You can tell a lot about an island from the rubble at its edges.
On the shores of the Chatham Islands, amongst the fishing nets, tractor parts and scallop shells, I find wave-smoothed crockery shards from the huts of long-ago whalers and sealers.
If you could see them from above, the Chatham Islands would look like an apple nibbled down each side, with a few dropped bits floating around the edges, leaving the core, holder of the seeds, which could be the numerous black swans swimming in Te Whanga Lagoon.
These are the magic isles that enjoy ‘fine spells’ as a coda to the weather forecast for the benefit of their 600 inhabitants. “It will be freezing,” someone said before I left. And: “There are no cars.” But I swim three times on warm beaches, which I reach by vehicle.
The government affords the Chathams a mere kilometre or two of new tar-seal per year, so the sealed road extends like a black glacier.
Exploring the islands, we find black shark-tooth fossils amongst the kina spines at Blind Jim’s Creek; a seal colony; miniature bamboo species in a peat bog; Māori and Moriori art, including the enigmatic dendroglyphs (pictures on trees) in the kopi groves of Hapupu Reserve. Hexagonal basalt columns of cooled lava march up from the surging waters at Ōhira Bay, forming a natural Grecian amphitheatre complete with the stray memento mori of a weathered goat carcass.
When the sun goes down and visitors have retreated to their suites at the Hotel Chatham, the pub fills with deckhands and rousies.
The Chatham Islands Festival, held each year in March, features food plucked from land, sea and air, local arts and crafts, shearing competitions, eating competitions and local musicians.
Swan pizza, while not about to appear on the board at Domino’s, would appeal to those who like jerky. Weka is even gamier – yes, you are allowed to hunt and eat it here, despite the fact that Chatham Islanders self-identify as Weka, where mainlanders call themselves Kiwi.
My favourite kaimoana is the Hotel Chatham’s fish chowder and the paua wontons at the festival, crisp and yellow, soaking into the paper towel and reddening my fingertips with their heat, as I bite into the blue-black meat. It is the abundance of marine life that makes a living for so many Chatham Islanders, as vast quantities of it reappear on tables in China and America.

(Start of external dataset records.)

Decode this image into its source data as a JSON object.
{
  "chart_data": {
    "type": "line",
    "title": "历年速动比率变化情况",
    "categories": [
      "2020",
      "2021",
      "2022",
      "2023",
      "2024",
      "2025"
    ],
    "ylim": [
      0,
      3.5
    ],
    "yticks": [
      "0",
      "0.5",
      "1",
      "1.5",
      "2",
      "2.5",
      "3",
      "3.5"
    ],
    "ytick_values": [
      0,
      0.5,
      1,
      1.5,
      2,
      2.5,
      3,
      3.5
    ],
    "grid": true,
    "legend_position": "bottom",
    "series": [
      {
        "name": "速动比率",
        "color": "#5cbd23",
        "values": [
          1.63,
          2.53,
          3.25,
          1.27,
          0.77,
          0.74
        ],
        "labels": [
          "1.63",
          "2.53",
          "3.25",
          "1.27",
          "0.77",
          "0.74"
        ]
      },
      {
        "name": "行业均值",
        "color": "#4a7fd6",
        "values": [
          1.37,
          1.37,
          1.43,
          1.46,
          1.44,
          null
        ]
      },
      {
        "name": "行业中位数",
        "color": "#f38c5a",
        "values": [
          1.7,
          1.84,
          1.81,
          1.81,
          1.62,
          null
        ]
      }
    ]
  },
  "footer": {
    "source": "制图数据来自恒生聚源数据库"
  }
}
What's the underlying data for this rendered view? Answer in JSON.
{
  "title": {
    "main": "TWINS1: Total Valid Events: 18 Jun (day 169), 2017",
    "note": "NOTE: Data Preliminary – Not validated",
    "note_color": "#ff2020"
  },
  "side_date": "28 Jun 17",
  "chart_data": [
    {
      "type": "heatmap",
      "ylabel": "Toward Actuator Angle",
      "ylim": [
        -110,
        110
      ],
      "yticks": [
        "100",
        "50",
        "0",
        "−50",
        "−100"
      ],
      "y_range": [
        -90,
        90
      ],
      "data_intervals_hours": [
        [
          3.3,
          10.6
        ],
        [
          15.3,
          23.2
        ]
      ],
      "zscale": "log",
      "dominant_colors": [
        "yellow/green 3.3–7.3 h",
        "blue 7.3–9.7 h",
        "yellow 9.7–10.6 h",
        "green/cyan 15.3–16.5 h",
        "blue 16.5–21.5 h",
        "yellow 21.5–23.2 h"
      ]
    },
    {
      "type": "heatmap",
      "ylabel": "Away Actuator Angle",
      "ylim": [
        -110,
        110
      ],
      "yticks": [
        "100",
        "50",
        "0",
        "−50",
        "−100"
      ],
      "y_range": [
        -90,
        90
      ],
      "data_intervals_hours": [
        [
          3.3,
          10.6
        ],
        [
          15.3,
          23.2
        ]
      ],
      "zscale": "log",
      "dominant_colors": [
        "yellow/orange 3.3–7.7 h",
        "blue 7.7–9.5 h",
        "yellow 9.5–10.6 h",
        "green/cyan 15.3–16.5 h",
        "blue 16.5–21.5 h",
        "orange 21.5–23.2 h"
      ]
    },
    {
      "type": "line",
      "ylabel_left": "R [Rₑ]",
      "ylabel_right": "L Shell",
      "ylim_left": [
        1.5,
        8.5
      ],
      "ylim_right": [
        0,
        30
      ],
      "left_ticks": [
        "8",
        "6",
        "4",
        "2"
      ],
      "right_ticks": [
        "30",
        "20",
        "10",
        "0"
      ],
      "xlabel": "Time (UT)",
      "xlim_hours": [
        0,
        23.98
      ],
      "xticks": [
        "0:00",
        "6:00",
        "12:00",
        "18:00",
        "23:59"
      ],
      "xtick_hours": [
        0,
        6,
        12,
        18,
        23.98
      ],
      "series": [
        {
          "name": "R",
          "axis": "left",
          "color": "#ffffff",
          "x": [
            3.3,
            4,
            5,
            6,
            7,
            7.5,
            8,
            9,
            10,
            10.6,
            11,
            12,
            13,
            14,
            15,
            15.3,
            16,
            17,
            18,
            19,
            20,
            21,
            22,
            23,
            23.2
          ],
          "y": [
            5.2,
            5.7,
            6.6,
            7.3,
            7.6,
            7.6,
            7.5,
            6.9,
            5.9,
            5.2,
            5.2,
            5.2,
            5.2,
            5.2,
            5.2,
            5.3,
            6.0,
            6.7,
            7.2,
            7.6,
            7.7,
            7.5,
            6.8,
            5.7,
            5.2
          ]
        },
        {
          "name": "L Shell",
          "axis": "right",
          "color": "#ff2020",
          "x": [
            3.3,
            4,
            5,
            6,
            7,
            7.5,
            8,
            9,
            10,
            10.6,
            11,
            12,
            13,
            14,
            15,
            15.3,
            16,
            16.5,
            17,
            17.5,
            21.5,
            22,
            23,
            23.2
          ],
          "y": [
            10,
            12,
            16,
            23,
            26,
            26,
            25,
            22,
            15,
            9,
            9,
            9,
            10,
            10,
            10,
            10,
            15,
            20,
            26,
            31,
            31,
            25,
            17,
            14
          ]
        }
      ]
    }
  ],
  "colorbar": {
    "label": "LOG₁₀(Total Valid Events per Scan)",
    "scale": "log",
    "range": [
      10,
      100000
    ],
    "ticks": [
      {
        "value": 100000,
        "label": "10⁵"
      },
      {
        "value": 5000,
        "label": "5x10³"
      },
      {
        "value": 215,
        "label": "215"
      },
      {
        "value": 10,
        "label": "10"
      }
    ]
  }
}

From nearby Pitt Island, we spot other islands, including predator-free South East, or Rangatira Island, haven to the Chatham Island black robin and home of the fearsome weta-devouring Rangatira spider, of which even pig hunters are afraid.
Every so often, we are told, a human skull or an old tool falls out of a sandy cliff. Most of Pitt Island must be tapu in some way or other.
Through mushroom-dotted pasture, feral geese accompany us towards a respectfully neatened patch of short grass on which stands the small white church of Our Lady of the Antipodes. Colourful Catholic icons create a numinous feeling inside, so far from Rome. Looking out through the window I see late blooms of yellow rautini: Chatham Island Christmas tree. Its botanical name is Brachyglottis huntii, after Frederick Hunt, the first European to make a go of life on Pitt, in 1843.
There is a school on Pitt too, surprisingly well-resourced for a roll you can count on one hand: plenty of books, a plant nursery and orchard, a pool and a computer per child. Some of them are away riding on the annual Pitt Island cattle muster, which we get stuck behind on the trail back to the bay.
With the International Dateline bending around us, Chatham Islanders are among the first humans to see the sunrise and it is this that tells us to start out and make the most of the day.